May 16, 2013
THE human brain is the most complex object in the known universe. It contains 100 billion nerve cells. Considering how complex that is, it goes wrong remarkably rarely.
But go wrong it sometimes does. Which is why, since 1952, the American Psychiatric Association has published its “Diagnostic and Statistical Manual of Mental Disorders”, the DSM. This book, the newest version of which will hit the shops on May 22nd (see article), contains the association’s thinking on what constitutes a disorder of the mind. It is consulted not only by psychiatrists, but also by insurance firms, drug companies and anxious patients and parents—not only in America, but around the world. It has become the industry standard for defining what is and is not a mental illness, and thus who gets treated, and who pays for treatment.
No other major branch of medicine has such a single text, with so much power over people’s lives. And that is worrying. Because in no other branch of medicine is the scientific reality underpinning the pronouncements of doctors so uncertain.
The categorical imperative
This uncertainty flows from a profound ignorance about how brains actually work. Neuroscientists understand how nerve cells work. They also know which bits of the brain deal with vision, locomotion, language, memory and suchlike. But between these two anatomical levels all is darkness. Psychiatrists have thus had to use behaviour patterns as proxies for underlying problems. And what constitutes a pattern is too often a matter of opinion rather than a statistically rigorous fact.

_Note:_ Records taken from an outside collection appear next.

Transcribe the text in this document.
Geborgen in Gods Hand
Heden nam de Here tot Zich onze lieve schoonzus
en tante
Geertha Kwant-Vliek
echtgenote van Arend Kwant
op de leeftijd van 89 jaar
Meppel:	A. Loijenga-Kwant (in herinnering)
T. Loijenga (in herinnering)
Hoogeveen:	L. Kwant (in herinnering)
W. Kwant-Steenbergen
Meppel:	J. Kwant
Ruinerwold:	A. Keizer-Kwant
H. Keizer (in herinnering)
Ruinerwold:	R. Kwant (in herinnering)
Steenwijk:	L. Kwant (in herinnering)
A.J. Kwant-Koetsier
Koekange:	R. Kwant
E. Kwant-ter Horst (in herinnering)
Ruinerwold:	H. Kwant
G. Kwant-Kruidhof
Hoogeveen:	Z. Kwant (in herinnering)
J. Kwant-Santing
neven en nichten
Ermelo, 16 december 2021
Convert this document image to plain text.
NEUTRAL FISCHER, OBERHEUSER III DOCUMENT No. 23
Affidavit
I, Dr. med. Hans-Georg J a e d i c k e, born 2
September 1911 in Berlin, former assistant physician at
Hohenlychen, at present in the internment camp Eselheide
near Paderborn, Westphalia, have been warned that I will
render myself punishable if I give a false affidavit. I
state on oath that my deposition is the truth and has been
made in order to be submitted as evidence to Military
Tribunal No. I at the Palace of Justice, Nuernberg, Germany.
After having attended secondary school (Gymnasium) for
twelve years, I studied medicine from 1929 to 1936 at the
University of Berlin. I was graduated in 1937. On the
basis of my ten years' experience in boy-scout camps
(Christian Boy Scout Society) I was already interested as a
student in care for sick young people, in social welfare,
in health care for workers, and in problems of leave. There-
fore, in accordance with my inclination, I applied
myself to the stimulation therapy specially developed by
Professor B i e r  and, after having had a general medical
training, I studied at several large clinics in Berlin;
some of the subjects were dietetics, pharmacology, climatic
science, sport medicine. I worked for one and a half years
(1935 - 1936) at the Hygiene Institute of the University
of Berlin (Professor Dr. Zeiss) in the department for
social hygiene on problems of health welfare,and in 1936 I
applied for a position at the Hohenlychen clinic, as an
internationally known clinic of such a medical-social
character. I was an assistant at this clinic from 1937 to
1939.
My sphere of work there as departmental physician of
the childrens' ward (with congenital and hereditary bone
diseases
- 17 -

It is this desire to find and classify patterns which gives the DSM its power. By naming things it gives shape to the fledgling science. That is not a bad thing in principle. But in practice it has gone too far. The main criticisms are that it medicalises normal behaviour and that the strict categories of mental illness it creates are increasingly at odds with what research suggests is actually going on in the brain.